Missing Teeth And Atherosclerosis

There is more than one reason for a tooth or teeth to be lost. Tooth decay accounts for a great many cases of missing teeth but there are other factors which define tooth loss.
These include a physical injury which results in a tooth being knocked out of the jaw, periodontal gum disease and even old age. One of the defining characteristics of old age is losing your teeth which is due to shrinking gums, caused by a loss of elasticity in that area.
This section discussed the following causes of missing teeth which are:
Milk teeth
Tooth decay
Gum disease
Accident or injury
Congenital missing teeth
Ageing process
Find out more about these causes in these individual sections.
Whatever the cause, most people will at some point in their lives, lose a tooth or several teeth. Not a particularly reassuring thought but nevertheless, it is common.
It is possible to be born with less than your normal complement of teeth. There are certain genes involved in tooth development but if something goes wrong then it results in missing teeth.
Our teeth start developing whilst we are still in the womb. They develop as tooth buds and lie dormant until the age of 6 months or so when they push through the gums and appear as milk teeth.
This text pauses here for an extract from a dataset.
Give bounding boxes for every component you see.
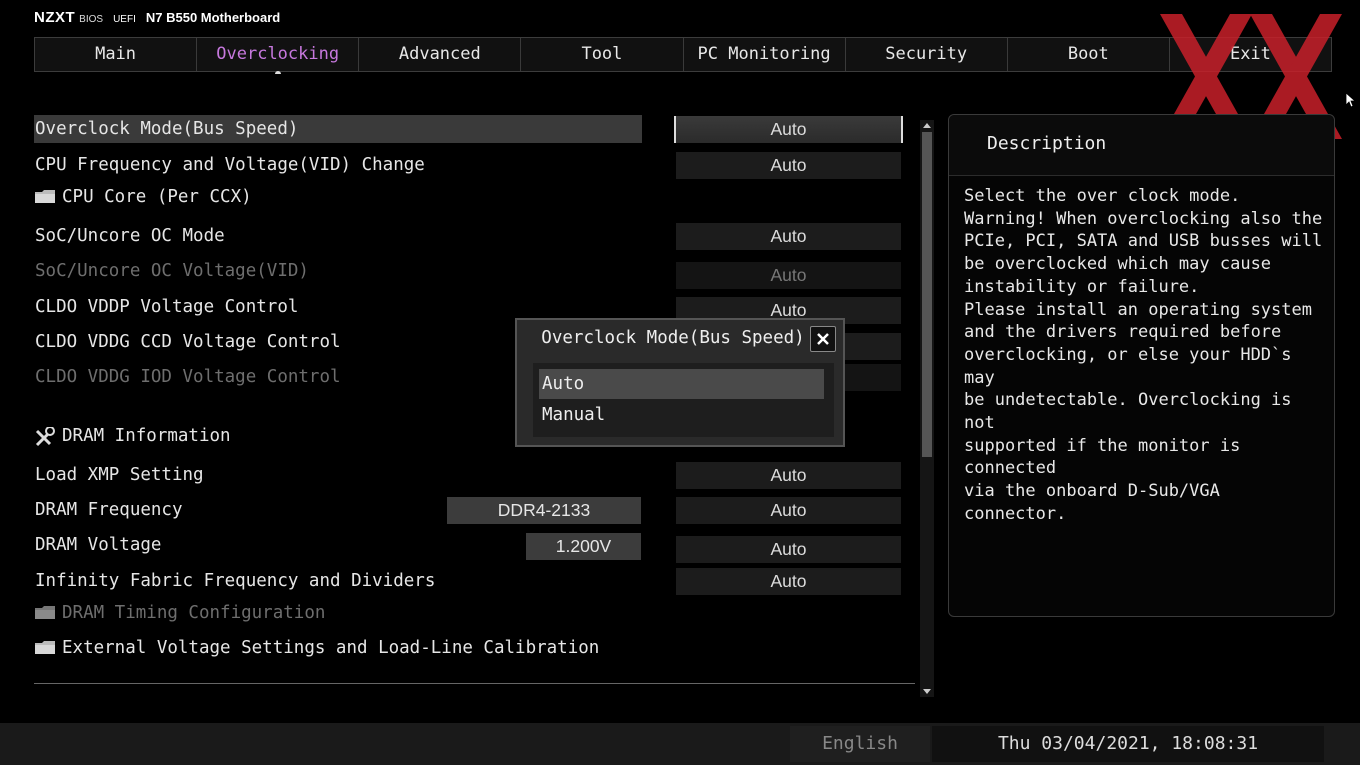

This process is known as teething.
Any problems with this development can result in abnormal shaped teeth: badly aligned teeth; faulty structure or missing teeth.
The important issue is what to do about it. If you are missing a few teeth for one reason or the other then your main concern is replacing them. Doing so means no loss of self-confidence or esteem caused by a toothless appearance.
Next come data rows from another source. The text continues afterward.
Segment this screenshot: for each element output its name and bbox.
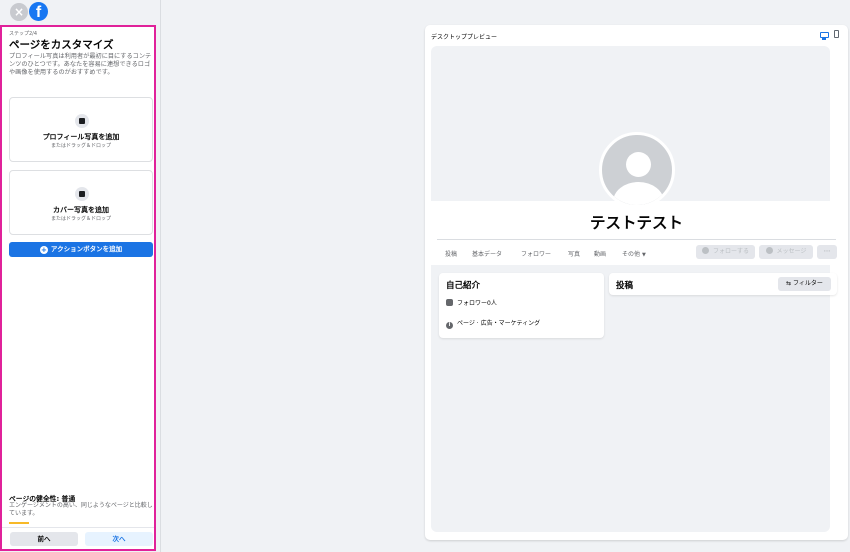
footer-divider: [2, 527, 154, 528]
mobile-icon[interactable]: [834, 30, 839, 38]
desktop-icon[interactable]: [820, 32, 829, 40]
info-icon: i: [446, 322, 453, 329]
close-icon[interactable]: ×: [10, 3, 28, 21]
follow-button-label: フォローする: [712, 248, 749, 255]
tab-posts[interactable]: 投稿: [445, 249, 457, 258]
tab-videos[interactable]: 動画: [594, 249, 606, 258]
add-action-button-label: アクションボタンを追加: [50, 245, 123, 253]
next-button[interactable]: 次へ: [85, 532, 153, 546]
posts-title: 投稿: [616, 281, 634, 291]
posts-card: 投稿 ⇆ フィルター: [609, 273, 837, 295]
previous-button[interactable]: 前へ: [10, 532, 78, 546]
followers-count: フォロワー0人: [457, 300, 497, 307]
panel-divider: [160, 0, 161, 552]
tab-about[interactable]: 基本データ: [472, 249, 502, 258]
tab-more-label: その他: [622, 251, 641, 258]
tab-more[interactable]: その他 ▼: [622, 249, 646, 258]
drag-drop-hint: またはドラッグ＆ドロップ: [50, 216, 111, 222]
page-health-description: エンゲージメントの高い、同じようなページと比較しています。: [9, 502, 153, 517]
avatar: [599, 132, 675, 208]
follow-button[interactable]: フォローする: [696, 245, 755, 259]
add-action-button[interactable]: + アクションボタンを追加: [9, 242, 153, 257]
message-button[interactable]: メッセージ: [759, 245, 813, 259]
customize-page-panel: ステップ2/4 ページをカスタマイズ プロフィール写真は利用者が最初に目にするコ…: [0, 25, 156, 551]
page-category: ページ · 広告・マーケティング: [457, 320, 541, 327]
step-indicator: ステップ2/4: [9, 31, 38, 37]
filter-button-label: フィルター: [793, 280, 823, 287]
add-profile-photo-label: プロフィール写真を追加: [42, 133, 120, 141]
camera-plus-icon: [75, 114, 89, 128]
followers-icon: [446, 299, 453, 306]
intro-card: 自己紹介 フォロワー0人 i ページ · 広告・マーケティング: [439, 273, 604, 338]
add-cover-photo-dropzone[interactable]: カバー写真を追加 またはドラッグ＆ドロップ: [9, 170, 153, 235]
desktop-preview-card: デスクトッププレビュー テストテスト 投稿 基本データ フォロワー 写真 動画 …: [425, 25, 848, 540]
follow-icon: [701, 247, 709, 254]
intro-title: 自己紹介: [446, 281, 481, 291]
messenger-icon: [765, 247, 773, 254]
tab-photos[interactable]: 写真: [568, 249, 580, 258]
tabs-divider: [437, 239, 836, 240]
avatar-head-shape: [626, 152, 651, 177]
add-profile-photo-dropzone[interactable]: プロフィール写真を追加 またはドラッグ＆ドロップ: [9, 97, 153, 162]
plus-icon: +: [39, 246, 48, 254]
add-cover-photo-label: カバー写真を追加: [53, 206, 109, 214]
message-button-label: メッセージ: [776, 248, 807, 255]
more-options-button[interactable]: ···: [817, 245, 837, 259]
facebook-logo-icon: f: [29, 2, 48, 21]
drag-drop-hint: またはドラッグ＆ドロップ: [50, 143, 111, 149]
page-name: テストテスト: [589, 214, 683, 232]
page-health-bar: [9, 522, 29, 524]
panel-description: プロフィール写真は利用者が最初に目にするコンテンツのひとつです。あなたを容易に連…: [9, 53, 152, 76]
chevron-down-icon: ▼: [641, 252, 646, 258]
preview-title: デスクトッププレビュー: [431, 34, 498, 41]
avatar-body-shape: [613, 182, 664, 205]
tab-followers[interactable]: フォロワー: [521, 249, 551, 258]
filter-icon: ⇆: [786, 280, 792, 287]
panel-title: ページをカスタマイズ: [9, 39, 114, 51]
camera-plus-icon: [75, 187, 89, 201]
followers-row: フォロワー0人: [446, 298, 497, 307]
category-row: i ページ · 広告・マーケティング: [446, 318, 540, 329]
filter-button[interactable]: ⇆ フィルター: [778, 277, 831, 291]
Researchers have discovered a link between the number of teeth someone is missing and atherosclerosis. 
Researchers at Downstate Medical Center in New York counted the number of missing teeth in 115 patients referred for transesophageal echocardiography (TEE) to determine whether they had periodontal disease and measured maximal aortic plaque thickness by TEE. 
Results show that age is the strongest predictor of aortic atherosclerosis. Other independent predictors include dental loss and calcium-channel blocker use.